In the case of health-relation resolutions, you have a clear choice. Follow the resolution and be healthy, or don't follow the resolution and don't be surprised when your health fails. That said, it is entirely possible to not want to be healthy badly enough to do the work for it. I know a lot of people in this category. At 5:30 a.m., when my choice is "Gym or sleep!" I fall into that category myself sometimes. But if you are in this category you really do need to see what your choice is. At 5:30 a.m., when I don't want to go to the gym, I think about the friends and family I've lost because they didn't exercise, and remember that it was a goal I made for myself. I don't want to be winded from walking across the room. I don't want to think that a simple bag of groceries is too heavy to carry. The only way to avoid these things is to get my butt up out of the bed and go.

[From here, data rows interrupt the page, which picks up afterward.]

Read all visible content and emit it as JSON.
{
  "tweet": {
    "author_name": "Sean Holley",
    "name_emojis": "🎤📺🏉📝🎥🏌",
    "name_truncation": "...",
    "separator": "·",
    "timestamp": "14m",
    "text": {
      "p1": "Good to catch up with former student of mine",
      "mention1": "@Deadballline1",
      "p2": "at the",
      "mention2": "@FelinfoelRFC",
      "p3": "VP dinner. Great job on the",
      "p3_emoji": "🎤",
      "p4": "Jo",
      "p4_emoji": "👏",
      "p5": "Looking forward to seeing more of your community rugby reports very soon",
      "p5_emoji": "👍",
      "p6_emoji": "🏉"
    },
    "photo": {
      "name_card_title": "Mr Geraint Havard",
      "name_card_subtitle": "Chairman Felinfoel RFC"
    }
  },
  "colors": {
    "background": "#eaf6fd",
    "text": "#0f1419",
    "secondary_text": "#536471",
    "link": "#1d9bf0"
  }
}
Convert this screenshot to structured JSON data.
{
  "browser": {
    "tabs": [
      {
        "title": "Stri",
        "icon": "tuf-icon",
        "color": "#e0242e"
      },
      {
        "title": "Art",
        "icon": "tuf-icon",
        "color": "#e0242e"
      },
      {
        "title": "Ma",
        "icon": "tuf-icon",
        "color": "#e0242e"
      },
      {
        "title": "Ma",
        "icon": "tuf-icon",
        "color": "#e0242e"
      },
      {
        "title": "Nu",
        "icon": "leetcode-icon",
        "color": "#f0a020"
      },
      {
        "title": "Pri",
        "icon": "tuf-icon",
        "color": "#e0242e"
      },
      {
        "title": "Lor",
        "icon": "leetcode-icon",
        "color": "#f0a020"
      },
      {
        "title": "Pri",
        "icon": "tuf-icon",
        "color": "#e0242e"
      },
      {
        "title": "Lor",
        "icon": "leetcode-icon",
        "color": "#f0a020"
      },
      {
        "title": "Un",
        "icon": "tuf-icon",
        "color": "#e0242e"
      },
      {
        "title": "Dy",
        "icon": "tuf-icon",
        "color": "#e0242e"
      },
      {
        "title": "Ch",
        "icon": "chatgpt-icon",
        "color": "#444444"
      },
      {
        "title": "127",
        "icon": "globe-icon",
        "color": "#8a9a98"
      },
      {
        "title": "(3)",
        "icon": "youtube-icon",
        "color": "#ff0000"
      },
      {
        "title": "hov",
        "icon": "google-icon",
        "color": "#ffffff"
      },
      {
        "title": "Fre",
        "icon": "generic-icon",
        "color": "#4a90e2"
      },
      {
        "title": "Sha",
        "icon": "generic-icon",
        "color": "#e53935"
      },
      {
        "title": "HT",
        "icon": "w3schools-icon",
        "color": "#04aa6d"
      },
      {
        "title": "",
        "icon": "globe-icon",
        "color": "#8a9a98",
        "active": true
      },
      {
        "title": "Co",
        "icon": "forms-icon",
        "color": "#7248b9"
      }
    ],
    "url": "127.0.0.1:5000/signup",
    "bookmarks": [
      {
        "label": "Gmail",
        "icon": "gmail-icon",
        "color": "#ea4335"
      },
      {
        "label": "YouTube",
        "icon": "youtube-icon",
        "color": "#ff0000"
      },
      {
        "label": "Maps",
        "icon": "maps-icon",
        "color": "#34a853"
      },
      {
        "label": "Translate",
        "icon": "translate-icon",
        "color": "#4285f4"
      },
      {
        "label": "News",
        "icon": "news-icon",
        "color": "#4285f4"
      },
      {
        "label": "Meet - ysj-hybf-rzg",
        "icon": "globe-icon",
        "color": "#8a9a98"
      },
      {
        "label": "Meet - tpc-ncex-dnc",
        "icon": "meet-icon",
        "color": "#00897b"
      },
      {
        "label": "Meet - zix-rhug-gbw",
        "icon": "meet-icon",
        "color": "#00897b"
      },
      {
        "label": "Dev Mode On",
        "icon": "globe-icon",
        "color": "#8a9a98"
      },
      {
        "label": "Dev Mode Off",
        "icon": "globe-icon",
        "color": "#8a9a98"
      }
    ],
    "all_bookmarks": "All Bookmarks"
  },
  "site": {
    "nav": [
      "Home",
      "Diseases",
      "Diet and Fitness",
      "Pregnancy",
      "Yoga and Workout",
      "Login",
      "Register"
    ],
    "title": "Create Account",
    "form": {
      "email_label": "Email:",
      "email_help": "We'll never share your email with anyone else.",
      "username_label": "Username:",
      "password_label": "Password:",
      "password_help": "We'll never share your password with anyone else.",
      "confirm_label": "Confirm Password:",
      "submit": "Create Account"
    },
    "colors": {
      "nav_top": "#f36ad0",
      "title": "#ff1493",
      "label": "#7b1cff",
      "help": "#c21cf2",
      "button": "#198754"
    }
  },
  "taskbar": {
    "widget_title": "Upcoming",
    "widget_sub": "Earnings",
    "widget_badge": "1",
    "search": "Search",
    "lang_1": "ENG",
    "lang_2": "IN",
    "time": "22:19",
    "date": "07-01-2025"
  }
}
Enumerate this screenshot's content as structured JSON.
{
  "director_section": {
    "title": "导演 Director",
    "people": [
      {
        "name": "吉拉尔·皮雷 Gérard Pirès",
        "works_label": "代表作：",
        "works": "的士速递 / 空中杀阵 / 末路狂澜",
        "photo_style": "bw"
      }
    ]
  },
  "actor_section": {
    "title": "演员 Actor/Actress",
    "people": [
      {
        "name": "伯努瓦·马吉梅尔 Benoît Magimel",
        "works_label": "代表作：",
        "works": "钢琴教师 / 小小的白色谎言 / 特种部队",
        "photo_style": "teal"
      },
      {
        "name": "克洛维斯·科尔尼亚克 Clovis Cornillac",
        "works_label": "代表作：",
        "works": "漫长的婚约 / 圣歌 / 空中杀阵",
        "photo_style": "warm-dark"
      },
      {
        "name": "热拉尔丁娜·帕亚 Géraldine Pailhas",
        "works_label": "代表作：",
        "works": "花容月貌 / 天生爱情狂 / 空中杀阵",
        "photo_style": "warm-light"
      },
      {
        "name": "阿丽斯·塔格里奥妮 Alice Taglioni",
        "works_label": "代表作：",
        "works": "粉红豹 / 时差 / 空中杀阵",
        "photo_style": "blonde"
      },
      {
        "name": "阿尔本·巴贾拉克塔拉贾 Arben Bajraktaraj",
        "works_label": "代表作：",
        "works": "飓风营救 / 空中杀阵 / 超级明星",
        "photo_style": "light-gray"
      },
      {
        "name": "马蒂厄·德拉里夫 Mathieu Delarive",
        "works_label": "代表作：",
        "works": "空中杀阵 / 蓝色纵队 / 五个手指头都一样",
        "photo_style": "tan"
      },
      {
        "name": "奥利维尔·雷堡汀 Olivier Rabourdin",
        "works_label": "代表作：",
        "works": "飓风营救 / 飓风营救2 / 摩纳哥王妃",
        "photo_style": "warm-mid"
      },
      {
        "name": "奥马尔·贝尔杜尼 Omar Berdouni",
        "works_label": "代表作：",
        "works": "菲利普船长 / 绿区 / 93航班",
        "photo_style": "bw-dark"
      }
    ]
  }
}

You may also have the problem of "I just don't think about my NYR unless prompted." This is another one that hits lots of people, and again is fairly easy to fix: write out your NYR and tack them up somewhere you'll see them a lot-- particularly somewhere you'll be making the relevant choice. For instance, one of my resolutions this year is to floss my teeth daily, instead of my current two-or-three-times-a-week pattern. But I just don't think about flossing my teeth. It's not a habit I developed growing up. So it would probably be a good idea to write on a notecard "You resolved to floss your teeth" and tape that to the bathroom mirror where I'll see it at just the crucial time-- as in, flossing time.
Last Year's Resolutions
So! All this said! What were my resolutions last year, how did I do, and what about next year?
Arclight Adventures went pfft, alas. I hope to salvage bits of it, and I have ideas to that end, but they're not ready for the world to see. Honestly, I just wasn't ready for a new project yet, and I think I knew that on some level at the time, but was hoping I could fake it until I was ready. However, I learned a lot from the experience, so it wasn't totally wasted.
Writing was plagued by a lot of the same problems that torpedoed Arclight. I lacked focus this past year, largely as a result of depression, anxiety, and grief (and no small amount of running around like the proverbial beheaded chicken). I'm really, really hoping that these things are out of the way, because I'd a do-over on the whole writing thing.
Gaming wasn't really a resolution, just an observation of the state of things at the time. Obviously, rumors of my GM career's death were exaggerated.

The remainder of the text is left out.